Rockwell’s film is utterly gorgeous, creating a timeless texture in which these kids play—teaching one another to hotwire cars, swim, and sing songs like “Sweet Thing” by Van Morrison, with which Billie soothes Malik and Nico throughout their adventures. And adventures they have for likely the first time in their lives, living without the alcoholism and abuse of their parents to push them towards pain. They find the connection they’ve been craving, and Rockwell’s ability to pacify these intense situations deserves to be noted. Despite the pain we just witnessed, there’s a new sense of peace and joy—unabashed fun as the film literally speeds up, moving in fast-motion with dialogue appearing onscreen. It’s as if they have the power now. Even if it’s only for a moment, the impact is undeniable; these kids’ smiles have the power to change the entire tone of the film from melancholy to pure happiness.
Overflowing with nostalgia and sentimentality, Sweet Thing shines because the relationships are real. Lana and Nico Rockwell both give performances tied to one another, Lana breaking your heart and building it back up with something as simple as a flash seen in her eyes. She’s tremendous as the motherly force, surviving on a line between adolescence and adulthood. The love within Sweet Thing is real; the connections never seem faked, even with Patton’s incredible performance as the imbalanced, broken father leaving you sympathetic and angry towards him. Watkins brings it together as a spark, the bliss that can occur without the problems of your parents living in your shadow, even if he’s just as broken as everyone else.

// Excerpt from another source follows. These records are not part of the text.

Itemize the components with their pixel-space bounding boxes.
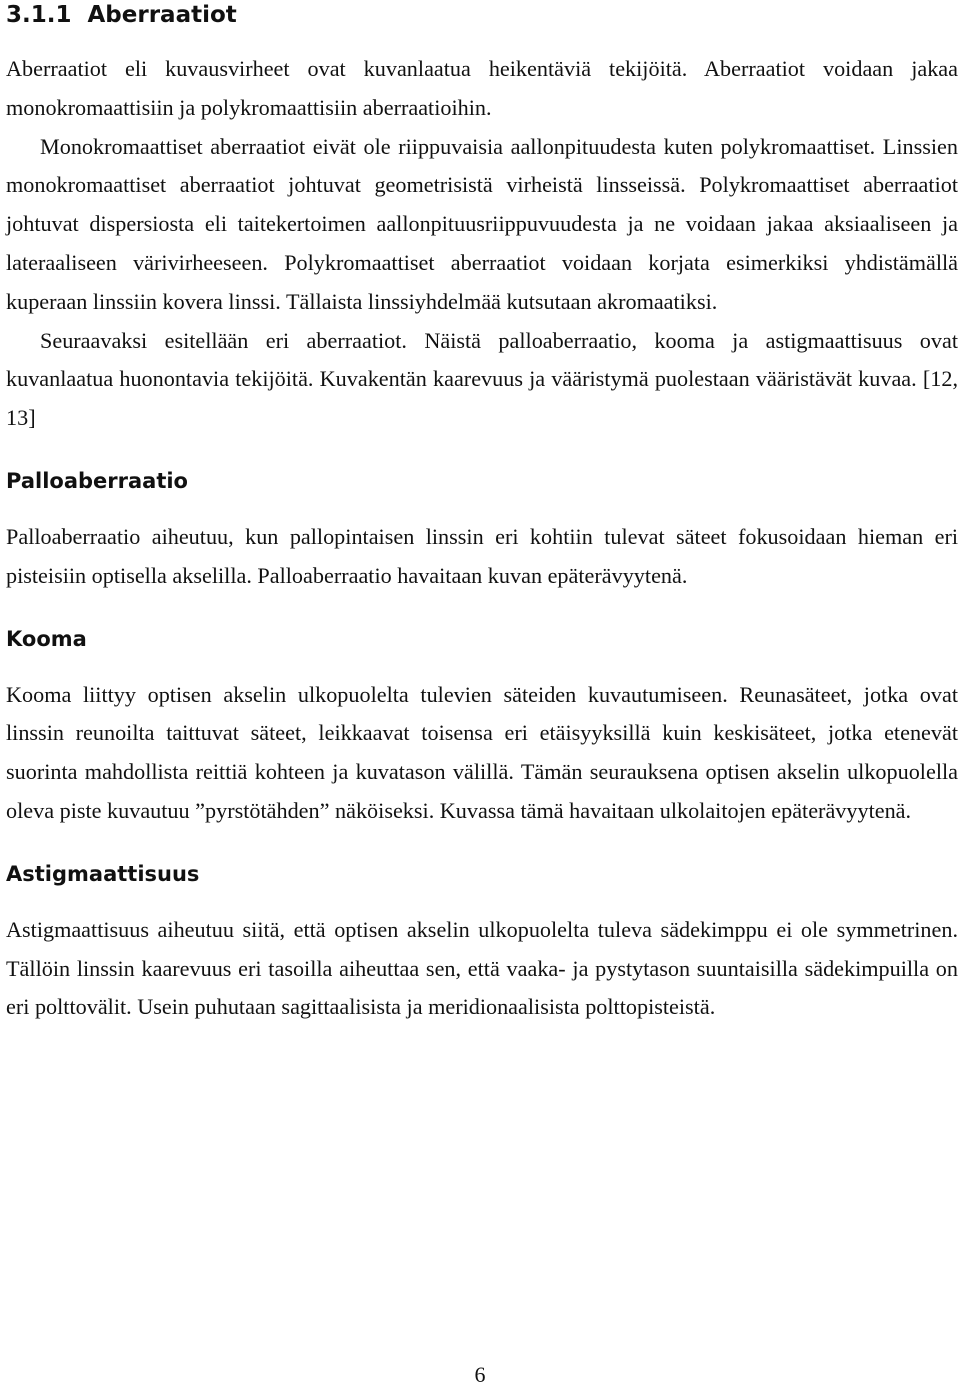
kooma-paragraph: Kooma liittyy optisen akselin ulkopuolelta tulevien säteiden kuvautumiseen. Reunasäteet, jotka ovat linssin reunoilta taittuvat säteet, leikkaavat toisensa eri etäisyyksillä kuin keskisäteet, jotka etenevät suorinta mahdollista reittiä kohteen ja kuvatason välillä. Tämän seurauksena optisen akselin ulkopuolella oleva piste kuvautuu ”pyrstötähden” näköiseksi. Kuvassa tämä havaitaan ulkolaitojen epäterävyytenä.: [6, 681, 958, 823]
document-page: [6, 0, 958, 1027]
page-number: 6: [474, 1362, 486, 1387]
astigmaattisuus-heading: Astigmaattisuus: [6, 861, 200, 886]
kooma-heading: Kooma: [6, 626, 87, 651]
section-number: 3.1.1: [6, 2, 72, 28]
intro-paragraph-2: Monokromaattiset aberraatiot eivät ole riippuvaisia aallonpituudesta kuten polykromaattiset. Linssien monokromaattiset aberraatiot johtuvat geometrisistä virheistä linsseissä. Polykromaattiset aberraatiot johtuvat dispersiosta eli taitekertoimen aallonpituusriippuvuudesta ja ne voidaan jakaa aksiaaliseen ja lateraaliseen värivirheeseen. Polykromaattiset aberraatiot voidaan korjata esimerkiksi yhdistämällä kuperaan linssiin kovera linssi. Tällaista linssiyhdelmää kutsutaan akromaatiksi.: [6, 133, 958, 314]
astigmaattisuus-paragraph: Astigmaattisuus aiheutuu siitä, että optisen akselin ulkopuolelta tuleva sädekimppu ei ole symmetrinen. Tällöin linssin kaarevuus eri tasoilla aiheuttaa sen, että vaaka- ja pystytason suuntaisilla sädekimpuilla on eri polttovälit. Usein puhutaan sagittaalisista ja meridionaalisista polttopisteistä.: [6, 916, 958, 1020]
intro-paragraph-3: Seuraavaksi esitellään eri aberraatiot. Näistä palloaberraatio, kooma ja astigmaattisuus ovat kuvanlaatua huonontavia tekijöitä. Kuvakentän kaarevuus ja vääristymä puolestaan vääristävät kuvaa. [12, 13]: [6, 327, 958, 431]
intro-paragraph-1: Aberraatiot eli kuvausvirheet ovat kuvanlaatua heikentäviä tekijöitä. Aberraatiot voidaan jakaa monokromaattisiin ja polykromaattisiin aberraatioihin.: [6, 56, 958, 120]
palloaberraatio-paragraph: Palloaberraatio aiheutuu, kun pallopintaisen linssin eri kohtiin tulevat säteet fokusoidaan hieman eri pisteisiin optisella akselilla. Palloaberraatio havaitaan kuvan epäterävyytenä.: [6, 523, 958, 588]
palloaberraatio-heading: Palloaberraatio: [6, 468, 188, 493]
section-heading: [6, 0, 958, 30]
section-title: Aberraatiot: [87, 2, 237, 28]
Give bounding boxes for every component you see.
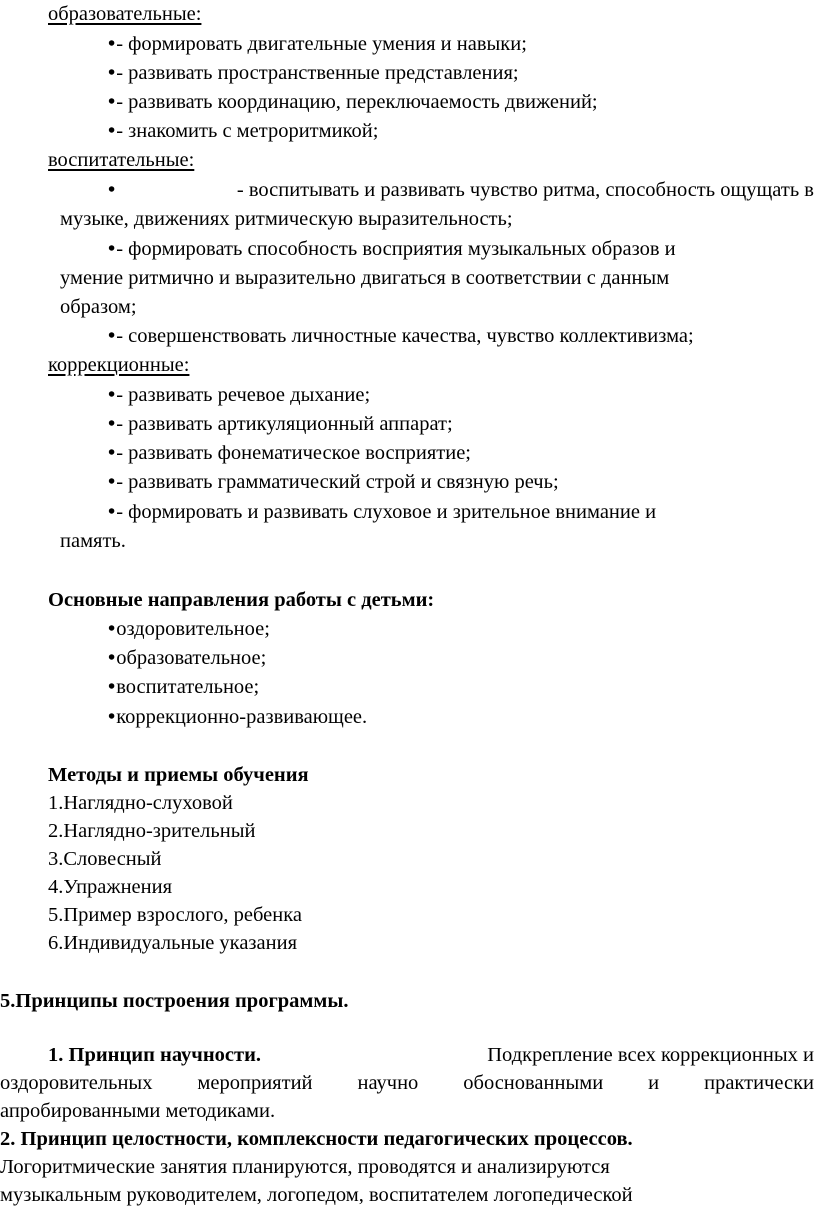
list-item: • - формировать двигательные умения и навыки; bbox=[108, 30, 527, 58]
direction-item: • оздоровительное; bbox=[108, 615, 270, 643]
list-item: • - развивать артикуляционный аппарат; bbox=[108, 410, 453, 438]
method-item: 1.Наглядно-слуховой bbox=[48, 792, 233, 814]
principle-2-title: 2. Принцип целостности, комплексности педагогических процессов. bbox=[0, 1128, 633, 1150]
principle-2-text: Логоритмические занятия планируются, проводятся и анализируются bbox=[0, 1156, 610, 1178]
method-item: 2.Наглядно-зрительный bbox=[48, 820, 256, 842]
methods-heading: Методы и приемы обучения bbox=[48, 764, 309, 786]
method-item: 3.Словесный bbox=[48, 848, 162, 870]
list-item: • - воспитывать и развивать чувство ритма, способность ощущать в bbox=[108, 176, 814, 204]
principle-1-text: Подкрепление всех коррекционных и bbox=[487, 1044, 814, 1066]
list-item-continuation: образом; bbox=[60, 296, 137, 318]
method-item: 5.Пример взрослого, ребенка bbox=[48, 904, 302, 926]
list-item-continuation: память. bbox=[60, 530, 126, 552]
section-heading-educational: образовательные: bbox=[48, 3, 202, 25]
section-heading-correctional: коррекционные: bbox=[48, 354, 190, 376]
principle-2-text: музыкальным руководителем, логопедом, воспитателем логопедической bbox=[0, 1184, 633, 1206]
direction-item: • образовательное; bbox=[108, 644, 266, 672]
direction-item: • коррекционно-развивающее. bbox=[108, 703, 367, 731]
section-heading-upbringing: воспитательные: bbox=[48, 149, 195, 171]
list-item: • - формировать и развивать слуховое и зрительное внимание и bbox=[108, 498, 656, 526]
list-item: • - развивать фонематическое восприятие; bbox=[108, 439, 471, 467]
list-item: • - развивать речевое дыхание; bbox=[108, 381, 370, 409]
list-item: • - формировать способность восприятия музыкальных образов и bbox=[108, 235, 814, 263]
direction-item: • воспитательное; bbox=[108, 673, 259, 701]
principle-1-title: 1. Принцип научности. bbox=[48, 1044, 262, 1066]
list-item: • - развивать пространственные представления; bbox=[108, 59, 519, 87]
list-item-continuation: умение ритмично и выразительно двигаться в соответствии с данным bbox=[60, 267, 670, 289]
list-item: • - развивать грамматический строй и связную речь; bbox=[108, 468, 559, 496]
list-item: • - знакомить с метроритмикой; bbox=[108, 117, 378, 145]
method-item: 4.Упражнения bbox=[48, 876, 173, 898]
principle-1-text: апробированными методиками. bbox=[0, 1100, 276, 1122]
list-item: • - совершенствовать личностные качества, чувство коллективизма; bbox=[108, 322, 694, 350]
principles-heading: 5.Принципы построения программы. bbox=[0, 990, 349, 1012]
principle-1-text: оздоровительных мероприятий научно обоснованными и практически bbox=[0, 1072, 814, 1094]
method-item: 6.Индивидуальные указания bbox=[48, 932, 298, 954]
directions-heading: Основные направления работы с детьми: bbox=[48, 589, 435, 611]
list-item: • - развивать координацию, переключаемость движений; bbox=[108, 88, 598, 116]
list-item-continuation: музыке, движениях ритмическую выразительность; bbox=[60, 208, 513, 230]
principle-1-line bbox=[48, 1041, 814, 1069]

Still, these kids continue to run, and once they’re forced to halt, the devastation’s almost unbearable. A surreal film comes to a too-realistic finish, but the second-act romps aren’t forgotten, giving these young people an opportunity to look back fondly on memories instead of forcing themselves to forget the trauma of their childhoods. Sweet Thing could only be more personal if Rockwell himself was in it, but it remains a drama filled with wonder, containing magic that can only pop up when you’re in your teens. Surely one of the most caring, tender films of the last year, Sweet Thing uses the framing of Morrison’s song, Billie Holiday’s presence, and real-life family to provide a story that could be from 2020 or 1990, having the same emotional resonance regardless of what generation the viewer belongs to.
Sweet Thing is now in theaters and Virtual Cinemas.